With non-secure backups the best backup is the one nobody else knows about
February 1st, 2007
Twice this month I was reminded why when you’re relying on someone else to backup data to any sort of removal media (or any media at all really, but removal media seems to be the worst) you should always if at all possible keep as many duplicate copies of the data being backed up on the same network (or if necessary, same machine) as the source data.
Why? Without fail, the most technologically clueless person in the orginization will blindly destroy the backups — all of the backups — that they know about whenever there’s a problem accessing the source data on the system. Always. The big red letters on the backup media itself saying not to do a backup if they’re having problems and to call whoever manages the system will never stop them. Nor will all the messages, saying the same thing, that the backup process spits out.
I’ve managed a number of point of sale stations and networks for a number of small (sales under 5 million or so a year) independent retailers for about 15 years. A lot of the systems are quite out dated — lots of Racal InterLan token ring gear, 10base5, Novell 2, NetWare Lite, LanMan, 386s, some Samsung 286s, and a whole lot of dBase. Along with the dBase comes a number of programs that can’t resist corrupting any dBase database they touch, the worst being early 90s era VendorWare. With dBase and VendorWare you’d better have rolling backups coming out of your ass.

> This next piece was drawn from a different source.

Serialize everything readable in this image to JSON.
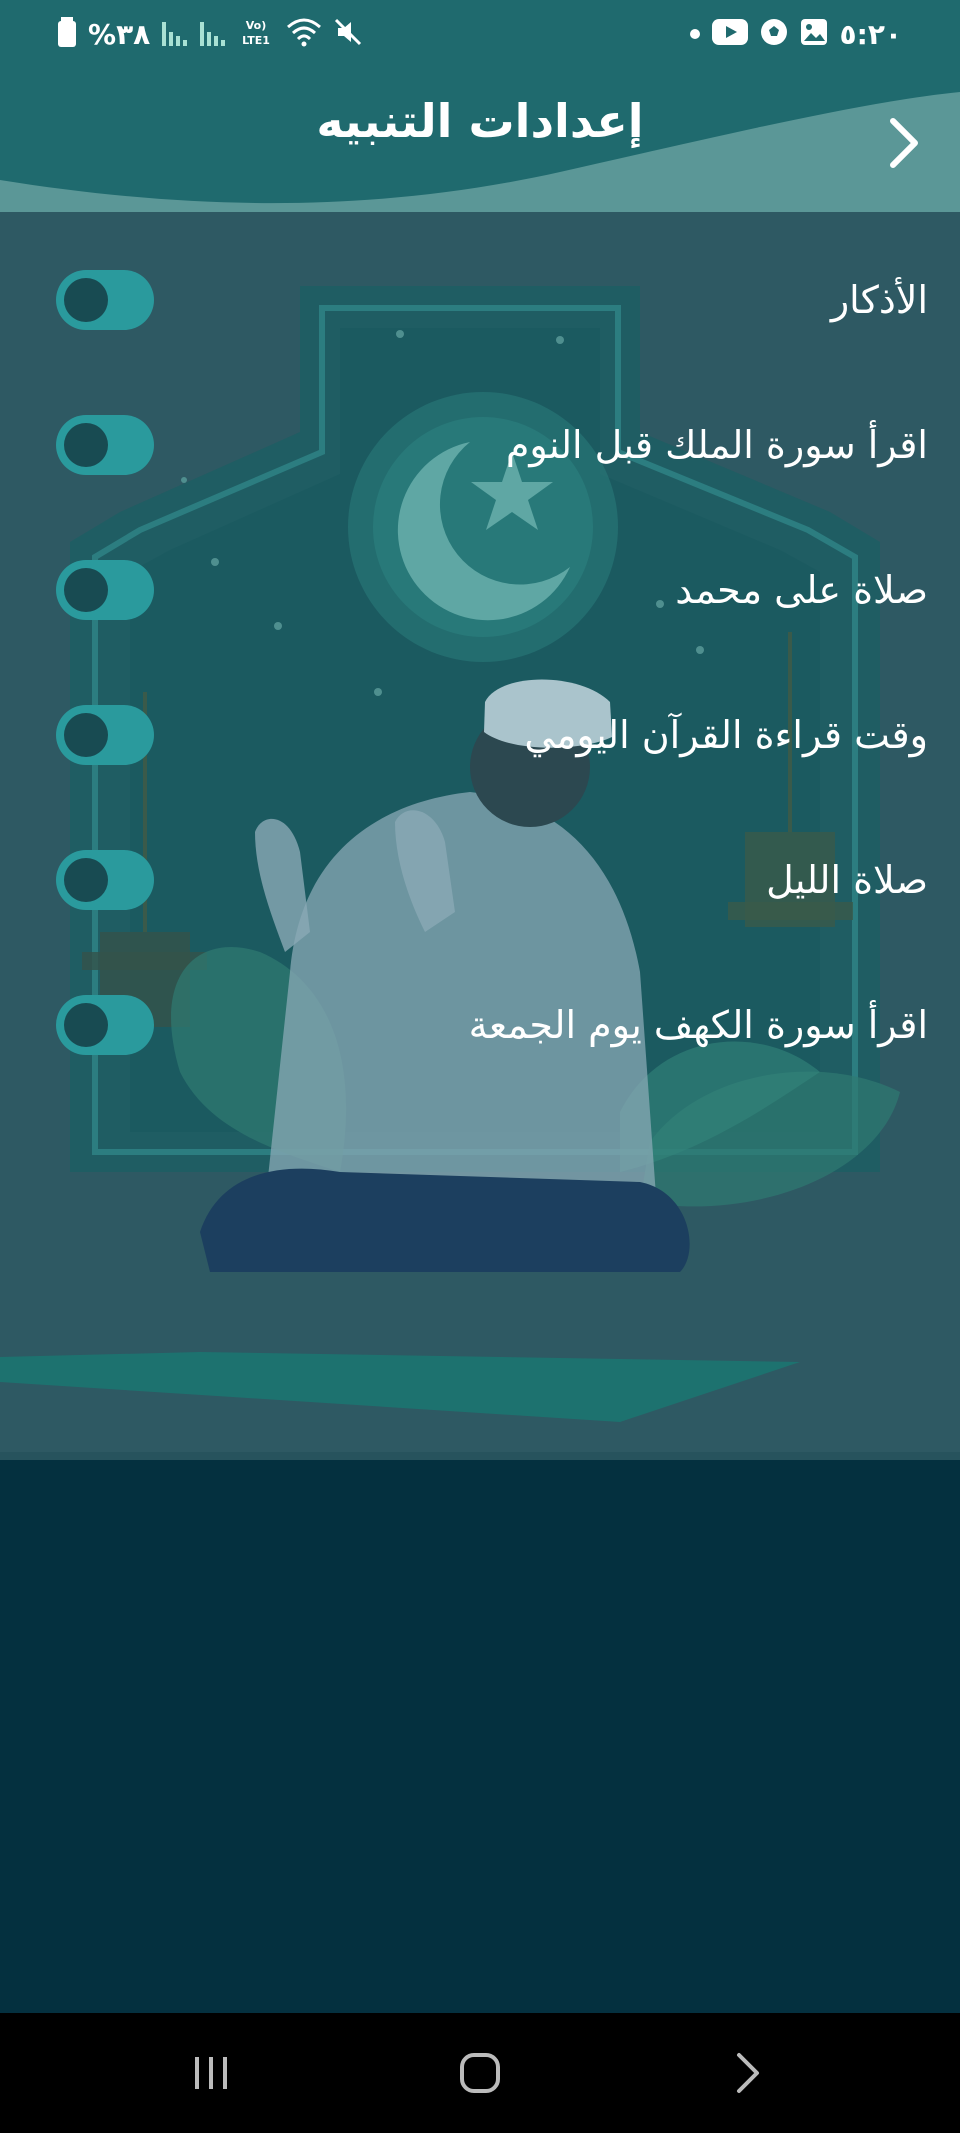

Anyway… both times this month it was a case of corrupted dBase databases and VendorWare. As long as you’ve got a recent backup of the database it’s easy to fix after a VendorWare program has trashed the database since 99% of the time it trashes a database that rarely changes or doesn’t have any data you can’t easily get back in sync. Well, what do you know, before contacting me both of the organizations decided (like usual) that they’d try to make it work themselves. The first step in their troubleshooting process… try doing a backup to each set of backup media (overwriting the backups of the working database) and checking to see if things magically started to work.
Here’s the great thing about point of sale systems (POS) these days; they’ve almost always got a tonne of free disk space. This applies to both current POS software and ancient POS software. The ancient stuff was designed to run on systems with 40 or 80MB of space… most of those systems now have at least 512 MB partitioned (usually on a 10 or 40+ GB disk with an overlay on it). With all of that free space you’ve got lots of room to keep a week, or a month, or even a couple months of daily (or more often) copies of their databases right on the same disk. It’s useless if the disk goes up in flames/whatever — that’s why you’ve got the removal media — but it’s priceless for when there’s just data corruption caused by the POS software; you’ve got all the copies you’ll need to get the database back in a functional state.

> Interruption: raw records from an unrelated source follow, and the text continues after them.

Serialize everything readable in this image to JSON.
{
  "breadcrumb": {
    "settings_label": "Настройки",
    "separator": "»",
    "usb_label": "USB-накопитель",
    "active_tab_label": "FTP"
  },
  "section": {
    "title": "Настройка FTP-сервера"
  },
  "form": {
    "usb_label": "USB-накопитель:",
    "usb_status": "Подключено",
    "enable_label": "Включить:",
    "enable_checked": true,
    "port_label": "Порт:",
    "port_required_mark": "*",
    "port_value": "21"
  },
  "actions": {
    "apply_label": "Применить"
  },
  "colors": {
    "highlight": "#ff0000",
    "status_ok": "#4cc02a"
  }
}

Of course, if the users didn’t blindly sabatoge any chance of you using the removal media, the on disk copies wouldn’t be necessary (although the on disk copies are so much faster to use anyway), but if there’s one constant I’ve found with these type of installations (or any installation really) is that no amount of training, warnings, documentation, or whatever, is going to stop them from trashing your only backups — if they know about them.
Bottom line, keep backup copies on the same system as the source data and don’t tell them about it. If you tell them about it they’ll surely delete it, somehow. There shouldn’t be any sort of liability issue with it… if they’re purposely trying to destroy data (say to avoid pesky tax auditors, or whatever reason you can imagine someone would want to destroy their data for), anyone competent enough to figure out where the POS software is storing its data should notice the backups on the disk. You can usually get away with making it quite obvious to them too… store the backups in directories called backup.1, backup.2…, in the main volume… the clueless staff won’t notice them (the malicious staff is a different story — but that requires a whole different backup strategy).